The ports on that NVR are POE ethernet ports for cameras that use a wired ethernet connection, and the POE means it can send power over the ethernet cable as well as the data.
Since you are using wireless those ports are pointless though
It is the 5th port on that model that you connect to your existing network. In fact if you hooked two cables from your router or switch to that device at the same time you would cause a spanning tree endless loop and slow your network to a crawl if your router/switch does not have the feature to detect this.
As far as enough bandwidth with one connection it is not a problem at all.
Check this link:
http://stardot.com/bandwidth-and-storage-calculator
4 IP cameras with H264 encoding with 720P HD resolution at 25 frames per second (which is a pretty good camera) is only 19kbps for all 4; if you only have a 10/100 network connection then that is 100mbps, if you have gigabit it is 1000mbps, either way not a problem.

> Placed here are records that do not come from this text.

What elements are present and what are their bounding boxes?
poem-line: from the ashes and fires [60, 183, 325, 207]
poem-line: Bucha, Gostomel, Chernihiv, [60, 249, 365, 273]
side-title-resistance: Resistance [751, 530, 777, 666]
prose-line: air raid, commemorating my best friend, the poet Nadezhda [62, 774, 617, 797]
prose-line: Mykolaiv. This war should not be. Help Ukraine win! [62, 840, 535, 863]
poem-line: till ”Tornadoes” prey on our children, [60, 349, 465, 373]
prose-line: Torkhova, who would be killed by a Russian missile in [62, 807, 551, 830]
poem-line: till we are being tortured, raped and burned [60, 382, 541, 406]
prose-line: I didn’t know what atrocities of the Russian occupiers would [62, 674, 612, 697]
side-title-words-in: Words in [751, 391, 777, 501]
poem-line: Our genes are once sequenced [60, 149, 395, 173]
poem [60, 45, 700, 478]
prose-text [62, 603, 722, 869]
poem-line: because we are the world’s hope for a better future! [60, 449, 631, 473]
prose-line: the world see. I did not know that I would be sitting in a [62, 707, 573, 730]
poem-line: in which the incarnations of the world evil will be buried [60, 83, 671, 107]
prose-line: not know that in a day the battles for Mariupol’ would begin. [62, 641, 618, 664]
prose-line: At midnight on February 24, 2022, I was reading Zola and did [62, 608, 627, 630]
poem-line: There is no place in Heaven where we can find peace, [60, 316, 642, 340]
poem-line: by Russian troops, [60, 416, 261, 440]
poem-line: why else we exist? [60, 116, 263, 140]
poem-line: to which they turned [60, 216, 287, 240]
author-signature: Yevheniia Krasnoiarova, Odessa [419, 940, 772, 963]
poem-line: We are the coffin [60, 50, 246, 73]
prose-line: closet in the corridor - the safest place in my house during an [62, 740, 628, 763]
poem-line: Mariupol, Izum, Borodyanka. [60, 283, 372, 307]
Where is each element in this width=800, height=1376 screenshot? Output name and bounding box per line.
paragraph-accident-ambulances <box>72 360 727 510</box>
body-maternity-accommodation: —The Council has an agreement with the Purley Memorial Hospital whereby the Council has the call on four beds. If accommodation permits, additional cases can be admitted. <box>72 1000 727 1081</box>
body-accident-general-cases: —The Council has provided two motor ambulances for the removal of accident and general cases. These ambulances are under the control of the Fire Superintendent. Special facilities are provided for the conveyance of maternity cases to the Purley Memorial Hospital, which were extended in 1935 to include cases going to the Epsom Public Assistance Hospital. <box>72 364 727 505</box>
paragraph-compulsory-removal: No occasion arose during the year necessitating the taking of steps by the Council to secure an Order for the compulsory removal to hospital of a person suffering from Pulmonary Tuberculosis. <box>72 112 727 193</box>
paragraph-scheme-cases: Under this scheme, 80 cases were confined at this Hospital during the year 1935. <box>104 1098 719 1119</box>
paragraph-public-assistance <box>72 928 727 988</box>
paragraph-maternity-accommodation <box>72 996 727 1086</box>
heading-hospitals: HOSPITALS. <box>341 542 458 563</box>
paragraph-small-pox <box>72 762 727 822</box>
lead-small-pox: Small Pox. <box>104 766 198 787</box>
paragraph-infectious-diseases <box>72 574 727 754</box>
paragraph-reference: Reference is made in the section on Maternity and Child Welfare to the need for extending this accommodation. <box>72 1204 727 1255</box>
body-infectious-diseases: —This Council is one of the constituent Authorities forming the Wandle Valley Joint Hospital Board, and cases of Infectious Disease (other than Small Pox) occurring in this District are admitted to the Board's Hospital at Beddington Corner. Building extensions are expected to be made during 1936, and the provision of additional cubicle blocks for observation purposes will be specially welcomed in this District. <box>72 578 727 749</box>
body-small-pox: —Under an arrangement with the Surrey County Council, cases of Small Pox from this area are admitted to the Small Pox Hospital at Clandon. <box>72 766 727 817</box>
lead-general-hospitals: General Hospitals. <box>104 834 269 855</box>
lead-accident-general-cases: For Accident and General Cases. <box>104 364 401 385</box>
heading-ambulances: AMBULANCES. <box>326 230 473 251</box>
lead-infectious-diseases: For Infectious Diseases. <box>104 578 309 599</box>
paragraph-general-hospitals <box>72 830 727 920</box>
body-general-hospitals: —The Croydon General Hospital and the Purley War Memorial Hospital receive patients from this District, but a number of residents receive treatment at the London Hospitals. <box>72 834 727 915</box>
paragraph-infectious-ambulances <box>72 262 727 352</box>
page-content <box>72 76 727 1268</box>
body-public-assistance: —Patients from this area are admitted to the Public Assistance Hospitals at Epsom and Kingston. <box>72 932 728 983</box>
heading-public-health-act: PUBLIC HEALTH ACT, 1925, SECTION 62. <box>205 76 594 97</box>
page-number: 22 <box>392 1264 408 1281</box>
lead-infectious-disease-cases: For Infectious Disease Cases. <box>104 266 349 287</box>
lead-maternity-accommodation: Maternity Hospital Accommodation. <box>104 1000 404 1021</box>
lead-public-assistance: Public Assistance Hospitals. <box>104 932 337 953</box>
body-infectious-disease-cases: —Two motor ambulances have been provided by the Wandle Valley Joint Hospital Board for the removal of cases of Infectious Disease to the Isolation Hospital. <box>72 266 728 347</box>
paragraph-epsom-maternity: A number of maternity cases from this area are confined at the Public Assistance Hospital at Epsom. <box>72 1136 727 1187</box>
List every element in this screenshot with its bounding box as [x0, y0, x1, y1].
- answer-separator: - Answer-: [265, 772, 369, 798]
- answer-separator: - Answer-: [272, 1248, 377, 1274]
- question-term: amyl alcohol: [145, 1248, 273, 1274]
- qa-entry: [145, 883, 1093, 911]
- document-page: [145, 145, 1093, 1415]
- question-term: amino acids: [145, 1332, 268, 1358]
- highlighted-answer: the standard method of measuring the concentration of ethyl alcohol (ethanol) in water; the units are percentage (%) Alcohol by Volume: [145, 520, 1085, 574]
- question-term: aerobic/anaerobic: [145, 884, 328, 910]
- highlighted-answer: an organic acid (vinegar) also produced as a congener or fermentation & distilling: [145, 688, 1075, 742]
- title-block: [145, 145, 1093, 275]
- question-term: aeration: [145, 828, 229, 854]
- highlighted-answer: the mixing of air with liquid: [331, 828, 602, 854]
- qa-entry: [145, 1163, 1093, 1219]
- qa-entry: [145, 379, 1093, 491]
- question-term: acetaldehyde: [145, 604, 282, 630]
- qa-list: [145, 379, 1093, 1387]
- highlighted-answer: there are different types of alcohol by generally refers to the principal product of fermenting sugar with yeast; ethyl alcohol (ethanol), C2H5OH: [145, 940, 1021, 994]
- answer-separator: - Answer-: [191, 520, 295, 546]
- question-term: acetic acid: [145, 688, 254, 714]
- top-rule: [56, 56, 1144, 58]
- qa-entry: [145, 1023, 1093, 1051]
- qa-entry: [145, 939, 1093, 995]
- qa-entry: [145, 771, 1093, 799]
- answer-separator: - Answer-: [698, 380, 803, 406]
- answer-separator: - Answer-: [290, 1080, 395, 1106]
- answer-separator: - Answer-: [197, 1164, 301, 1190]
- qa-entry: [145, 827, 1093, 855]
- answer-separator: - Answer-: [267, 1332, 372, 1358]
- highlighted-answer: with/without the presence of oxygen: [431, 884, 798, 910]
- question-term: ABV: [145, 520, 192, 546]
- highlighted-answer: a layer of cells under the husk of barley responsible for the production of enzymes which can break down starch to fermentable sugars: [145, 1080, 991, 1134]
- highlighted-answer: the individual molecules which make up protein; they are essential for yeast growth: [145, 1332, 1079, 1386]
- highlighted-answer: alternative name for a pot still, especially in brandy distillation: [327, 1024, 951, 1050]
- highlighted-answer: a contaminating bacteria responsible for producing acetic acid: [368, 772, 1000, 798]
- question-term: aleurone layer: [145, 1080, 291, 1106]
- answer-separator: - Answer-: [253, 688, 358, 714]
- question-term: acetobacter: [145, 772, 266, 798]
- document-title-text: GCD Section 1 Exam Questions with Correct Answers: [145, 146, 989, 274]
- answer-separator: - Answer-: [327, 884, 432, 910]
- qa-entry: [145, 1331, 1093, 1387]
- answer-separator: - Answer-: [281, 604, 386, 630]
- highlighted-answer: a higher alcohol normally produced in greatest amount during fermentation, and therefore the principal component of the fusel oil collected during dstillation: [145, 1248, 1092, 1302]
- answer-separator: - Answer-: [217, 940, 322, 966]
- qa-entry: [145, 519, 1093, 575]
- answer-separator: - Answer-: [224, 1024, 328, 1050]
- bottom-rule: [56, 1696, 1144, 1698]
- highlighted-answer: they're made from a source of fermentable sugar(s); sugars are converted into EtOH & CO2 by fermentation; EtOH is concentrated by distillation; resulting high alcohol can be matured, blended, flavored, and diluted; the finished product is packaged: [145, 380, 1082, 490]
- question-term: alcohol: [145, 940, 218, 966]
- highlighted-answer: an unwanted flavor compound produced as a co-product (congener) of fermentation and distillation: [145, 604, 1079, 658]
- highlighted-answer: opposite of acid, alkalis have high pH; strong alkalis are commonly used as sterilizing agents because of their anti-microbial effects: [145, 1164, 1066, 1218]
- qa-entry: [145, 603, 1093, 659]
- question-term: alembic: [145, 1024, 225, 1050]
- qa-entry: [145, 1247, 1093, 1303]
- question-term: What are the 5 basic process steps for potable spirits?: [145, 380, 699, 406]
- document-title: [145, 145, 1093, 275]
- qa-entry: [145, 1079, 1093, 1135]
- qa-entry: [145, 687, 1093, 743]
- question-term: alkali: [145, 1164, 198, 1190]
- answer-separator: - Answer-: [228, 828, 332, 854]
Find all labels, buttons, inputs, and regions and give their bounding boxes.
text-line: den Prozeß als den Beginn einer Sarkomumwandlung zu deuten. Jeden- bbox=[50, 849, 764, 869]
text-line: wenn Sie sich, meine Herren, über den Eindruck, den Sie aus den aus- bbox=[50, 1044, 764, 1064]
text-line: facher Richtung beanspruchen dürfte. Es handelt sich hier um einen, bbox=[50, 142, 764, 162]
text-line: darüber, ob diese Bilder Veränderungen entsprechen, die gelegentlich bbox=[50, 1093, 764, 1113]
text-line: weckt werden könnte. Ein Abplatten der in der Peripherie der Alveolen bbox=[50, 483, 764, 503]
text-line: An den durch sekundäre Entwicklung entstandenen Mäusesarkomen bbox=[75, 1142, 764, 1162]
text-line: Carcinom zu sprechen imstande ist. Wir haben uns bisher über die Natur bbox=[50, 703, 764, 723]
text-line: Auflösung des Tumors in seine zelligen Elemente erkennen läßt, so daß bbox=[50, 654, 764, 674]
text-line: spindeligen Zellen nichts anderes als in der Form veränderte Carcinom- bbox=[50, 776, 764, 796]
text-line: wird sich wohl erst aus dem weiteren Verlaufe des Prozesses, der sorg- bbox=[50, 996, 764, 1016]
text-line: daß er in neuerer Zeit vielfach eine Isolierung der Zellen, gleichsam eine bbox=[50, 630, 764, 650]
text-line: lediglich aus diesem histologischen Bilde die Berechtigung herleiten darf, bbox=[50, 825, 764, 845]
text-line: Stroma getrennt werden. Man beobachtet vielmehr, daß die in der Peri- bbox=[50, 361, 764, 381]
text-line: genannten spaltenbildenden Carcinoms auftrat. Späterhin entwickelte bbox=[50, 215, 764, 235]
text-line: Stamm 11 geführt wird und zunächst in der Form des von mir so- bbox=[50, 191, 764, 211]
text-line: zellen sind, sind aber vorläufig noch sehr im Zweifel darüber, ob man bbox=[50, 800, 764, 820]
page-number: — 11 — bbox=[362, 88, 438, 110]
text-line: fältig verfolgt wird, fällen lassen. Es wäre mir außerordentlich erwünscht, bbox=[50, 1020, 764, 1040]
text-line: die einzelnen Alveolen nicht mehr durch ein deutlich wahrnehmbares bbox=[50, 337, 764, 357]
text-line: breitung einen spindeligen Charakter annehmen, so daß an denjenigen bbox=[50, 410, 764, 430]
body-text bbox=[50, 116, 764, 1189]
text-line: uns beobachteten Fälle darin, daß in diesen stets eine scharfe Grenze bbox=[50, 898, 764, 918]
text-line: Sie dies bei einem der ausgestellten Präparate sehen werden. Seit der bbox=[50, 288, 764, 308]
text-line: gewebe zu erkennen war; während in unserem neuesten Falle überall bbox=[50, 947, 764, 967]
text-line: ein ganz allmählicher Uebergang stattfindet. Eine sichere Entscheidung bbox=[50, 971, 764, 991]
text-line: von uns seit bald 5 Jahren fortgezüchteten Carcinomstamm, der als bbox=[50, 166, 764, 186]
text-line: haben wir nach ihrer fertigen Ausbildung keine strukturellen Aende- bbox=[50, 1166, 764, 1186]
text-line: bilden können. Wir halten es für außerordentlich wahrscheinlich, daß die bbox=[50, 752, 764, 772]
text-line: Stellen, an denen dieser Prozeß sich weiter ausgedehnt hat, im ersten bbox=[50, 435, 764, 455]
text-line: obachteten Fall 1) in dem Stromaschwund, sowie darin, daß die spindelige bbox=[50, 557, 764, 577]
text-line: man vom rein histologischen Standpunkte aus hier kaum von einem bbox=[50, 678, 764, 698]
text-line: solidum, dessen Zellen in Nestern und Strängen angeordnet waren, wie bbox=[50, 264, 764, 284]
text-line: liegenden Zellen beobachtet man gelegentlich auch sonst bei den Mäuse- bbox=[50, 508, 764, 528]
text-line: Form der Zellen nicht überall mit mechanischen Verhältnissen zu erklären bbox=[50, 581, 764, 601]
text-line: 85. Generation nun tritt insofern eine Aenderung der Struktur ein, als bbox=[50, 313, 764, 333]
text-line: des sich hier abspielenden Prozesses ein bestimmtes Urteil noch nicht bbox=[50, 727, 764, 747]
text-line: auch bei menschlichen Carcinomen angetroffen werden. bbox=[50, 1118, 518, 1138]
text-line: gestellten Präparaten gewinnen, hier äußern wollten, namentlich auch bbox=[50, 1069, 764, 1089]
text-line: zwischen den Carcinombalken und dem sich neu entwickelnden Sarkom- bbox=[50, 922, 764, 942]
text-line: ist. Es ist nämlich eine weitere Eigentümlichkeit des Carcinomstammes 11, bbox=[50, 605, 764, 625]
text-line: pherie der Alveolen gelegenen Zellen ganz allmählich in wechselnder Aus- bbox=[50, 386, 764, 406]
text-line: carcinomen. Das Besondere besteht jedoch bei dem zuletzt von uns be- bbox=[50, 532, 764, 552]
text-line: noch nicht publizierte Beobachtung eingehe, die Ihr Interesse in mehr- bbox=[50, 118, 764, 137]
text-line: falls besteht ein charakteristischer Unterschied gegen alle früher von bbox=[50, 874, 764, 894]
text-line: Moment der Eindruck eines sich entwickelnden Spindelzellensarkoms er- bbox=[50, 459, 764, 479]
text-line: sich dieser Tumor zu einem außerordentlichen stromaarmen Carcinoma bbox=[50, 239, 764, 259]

If you want a standalone box that is fine but it is not necessary. I have a desktop PC and use Blue IRIS software ($50) and it records to a hard drive and works really great, and has a good android/iphone app as well, and of course you can view a camera over a web browser as well. It is really versatile for the low cost point, you can even have multiple logins and profiles, motion and alarm triggers, scheduled recording, etc, etc; I would bet it has every capability the software on that Q-SEE has and then some.